Summary: The wounds of Jesus were very visible after the Resurrection of His body but not always. Why didn't the disciples always recognise the risen Jesus? Was He different in some way?
The Wounds of Jesus – Luke 24:40
There is a statue of the Risen Christ called the Majestus in Llandaff Cathedral a sculpture by Epstein, in South Wales UK and it predominates the nave of the cathedral but can by familiarity be unnoticed.
But if you take notice and look at the detail – Christ is showing you His hands in a gesture of welcome, you can almost hear the words on His lips:
Come unto me all who labour and are heavy laden and I will give you rest… Come unto me.
But you will also notice that there is something missing …. There is no mark of the nail neither in His hands nor in His feet.
And yet this evening we clearly read, ‘Look at my hands and my feet. It is I myself! Touch me and see; a ghost does not have flesh and bones, as you see I have."
Jesus shows them the marks of the crucifixion.
So which is right – does the risen Christ have the wounds of crucifixion or not?
And strangely enough I think the answer is yes and no.
The answer is NO because we believe in the resurrection of the body rather than a physical resurrection.
The answer is YES in that the exhibition of those wounds of crucifixion was infallible proof to the disciples that the person standing in front of them was Jesus.
Confused – so am I, so lets unpick this.
Ironically St. Paul gives us the answer because he goes into great detail about the resurrection of the body, in 1Cor.15: 42 – 44, it is a long explanation about the resurrection body being different to that of our human bodies:
So will it be with the resurrection of the dead. The body that is sown is perishable, it is raised imperishable; it is sown in dishonor, it is raised in glory; it is sown in weakness, it is raised in power; it is sown a natural body, it is raised a spiritual body.
The appearance of the resurrection body is far more glorious than our own human bodies and if we examine the gospel accounts of the risen Christ we soon come to a similar conclusion.
He was different – He could appear in room without opening the locked doors.
The disciples didn’t recognize Him.
Mary thought He was the Gardner until He said Mary; the disciples on the road to Emmaus thought He was a stranger until He broke bread.
The disciples in the upper room thought He was a ghost until He showed them his hands and feet.
This is bodily resurrection - I declare to you, brothers, that flesh and blood cannot inherit the kingdom of God, nor does the perishable inherit the imperishable.
Listen, I tell you a mystery: We will not all sleep, but we will all be changed-- in a flash, in the twinkling of an eye, at the last trumpet.

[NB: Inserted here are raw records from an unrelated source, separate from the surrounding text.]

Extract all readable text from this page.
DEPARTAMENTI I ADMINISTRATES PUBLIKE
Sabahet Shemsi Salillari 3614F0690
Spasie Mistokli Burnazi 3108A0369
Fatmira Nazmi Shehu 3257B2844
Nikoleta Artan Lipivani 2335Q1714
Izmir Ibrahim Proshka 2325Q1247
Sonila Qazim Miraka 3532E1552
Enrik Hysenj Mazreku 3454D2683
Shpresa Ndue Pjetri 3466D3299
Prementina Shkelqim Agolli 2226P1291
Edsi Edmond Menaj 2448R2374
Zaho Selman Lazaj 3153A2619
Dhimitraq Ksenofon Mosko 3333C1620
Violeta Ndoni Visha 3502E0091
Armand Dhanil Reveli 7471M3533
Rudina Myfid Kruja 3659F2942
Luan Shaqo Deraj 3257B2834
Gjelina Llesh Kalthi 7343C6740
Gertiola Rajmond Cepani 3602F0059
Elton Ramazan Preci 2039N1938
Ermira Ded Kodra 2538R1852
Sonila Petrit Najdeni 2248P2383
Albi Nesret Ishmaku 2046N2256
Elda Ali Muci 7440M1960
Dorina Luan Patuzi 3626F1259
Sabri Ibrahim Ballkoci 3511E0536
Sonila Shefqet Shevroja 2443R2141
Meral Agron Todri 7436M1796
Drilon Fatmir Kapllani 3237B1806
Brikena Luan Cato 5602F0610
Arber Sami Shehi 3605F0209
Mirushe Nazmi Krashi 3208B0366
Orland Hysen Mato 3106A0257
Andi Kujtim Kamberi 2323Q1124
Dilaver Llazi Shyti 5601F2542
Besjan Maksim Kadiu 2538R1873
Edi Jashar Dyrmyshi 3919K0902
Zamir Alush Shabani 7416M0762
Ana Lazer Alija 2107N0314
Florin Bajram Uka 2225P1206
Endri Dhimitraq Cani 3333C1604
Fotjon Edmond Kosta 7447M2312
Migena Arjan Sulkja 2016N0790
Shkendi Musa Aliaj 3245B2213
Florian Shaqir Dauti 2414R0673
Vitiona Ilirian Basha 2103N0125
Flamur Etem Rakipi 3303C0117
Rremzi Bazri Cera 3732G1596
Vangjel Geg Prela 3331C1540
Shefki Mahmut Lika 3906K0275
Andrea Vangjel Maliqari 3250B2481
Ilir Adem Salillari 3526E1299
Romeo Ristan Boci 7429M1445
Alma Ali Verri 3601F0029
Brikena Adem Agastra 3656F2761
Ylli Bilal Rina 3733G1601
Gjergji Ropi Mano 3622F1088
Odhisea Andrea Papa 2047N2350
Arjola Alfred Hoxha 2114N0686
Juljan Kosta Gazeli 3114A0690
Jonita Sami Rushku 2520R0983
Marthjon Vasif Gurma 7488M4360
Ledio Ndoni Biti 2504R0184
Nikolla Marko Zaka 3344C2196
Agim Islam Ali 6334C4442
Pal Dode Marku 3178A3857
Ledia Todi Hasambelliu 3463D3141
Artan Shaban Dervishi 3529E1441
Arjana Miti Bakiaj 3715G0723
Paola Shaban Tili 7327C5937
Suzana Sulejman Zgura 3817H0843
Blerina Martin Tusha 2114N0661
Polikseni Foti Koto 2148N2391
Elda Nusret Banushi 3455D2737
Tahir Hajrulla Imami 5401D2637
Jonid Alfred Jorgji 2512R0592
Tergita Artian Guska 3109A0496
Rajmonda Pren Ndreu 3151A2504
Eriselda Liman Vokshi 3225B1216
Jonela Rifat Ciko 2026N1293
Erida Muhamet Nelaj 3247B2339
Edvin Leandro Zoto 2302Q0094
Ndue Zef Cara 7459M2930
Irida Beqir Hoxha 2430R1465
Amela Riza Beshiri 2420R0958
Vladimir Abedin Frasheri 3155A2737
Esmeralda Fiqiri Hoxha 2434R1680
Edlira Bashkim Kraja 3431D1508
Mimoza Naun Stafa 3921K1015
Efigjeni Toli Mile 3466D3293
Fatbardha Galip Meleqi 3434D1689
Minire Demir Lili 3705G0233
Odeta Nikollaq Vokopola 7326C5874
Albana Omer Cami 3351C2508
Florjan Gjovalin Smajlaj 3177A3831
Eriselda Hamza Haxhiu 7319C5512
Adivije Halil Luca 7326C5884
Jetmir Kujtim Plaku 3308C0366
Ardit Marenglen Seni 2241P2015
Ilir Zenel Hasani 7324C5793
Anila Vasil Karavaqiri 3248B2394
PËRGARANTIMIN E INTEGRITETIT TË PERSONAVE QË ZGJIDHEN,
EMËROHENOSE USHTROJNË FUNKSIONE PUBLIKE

For the trumpet will sound, the dead will be raised imperishable, and we will be changed.
For the perishable must clothe itself with the imperishable, and the mortal with immortality.
When the perishable has been clothed with the imperishable, and the mortal with immortality, then the saying that is written will come true: "Death has been swallowed up in victory."
"Where, O death, is your victory? Where, O death, is your sting?"
The sting of death is sin, and the power of sin is the law.
But thanks be to God! He gives us the victory through our Lord Jesus Christ.
A Physical Resurrection does NOT mean this, it is better described by resuscitation – the bringing back to life of someone who has stopped breathing and their heart stopped beating.
A physical resurrection would mean that Christ would have a broken body, rent asunder by severe suffering.
After what He went through in His passion it would take months, if not years of convalescence – if He would recover at all.
That is why we say in the creed that He died; He descended into Hell – a bad translation that really means He descended into the grave.
Our affirmation of faith: Christ HAS DIED; Christ has risen.
All implies a bodily resurrection and this is resurrection that one day we shall enjoy.
If you think about it we would NOT want a physical resurrection, to be resuscitated at the point of death with broken, aged and sick bodies.
It would be like some horror film like Invasion of the body snatchers, or Stephen King’s Pet Cemetery.
NO – at death we break free from the prison of our old and decrepit bodies to inherit a new and more glorious body.
So the marks of crucifixion would NOT be part of Christ’s risen body – hence the Majestus is a correct image of the Risen Christ.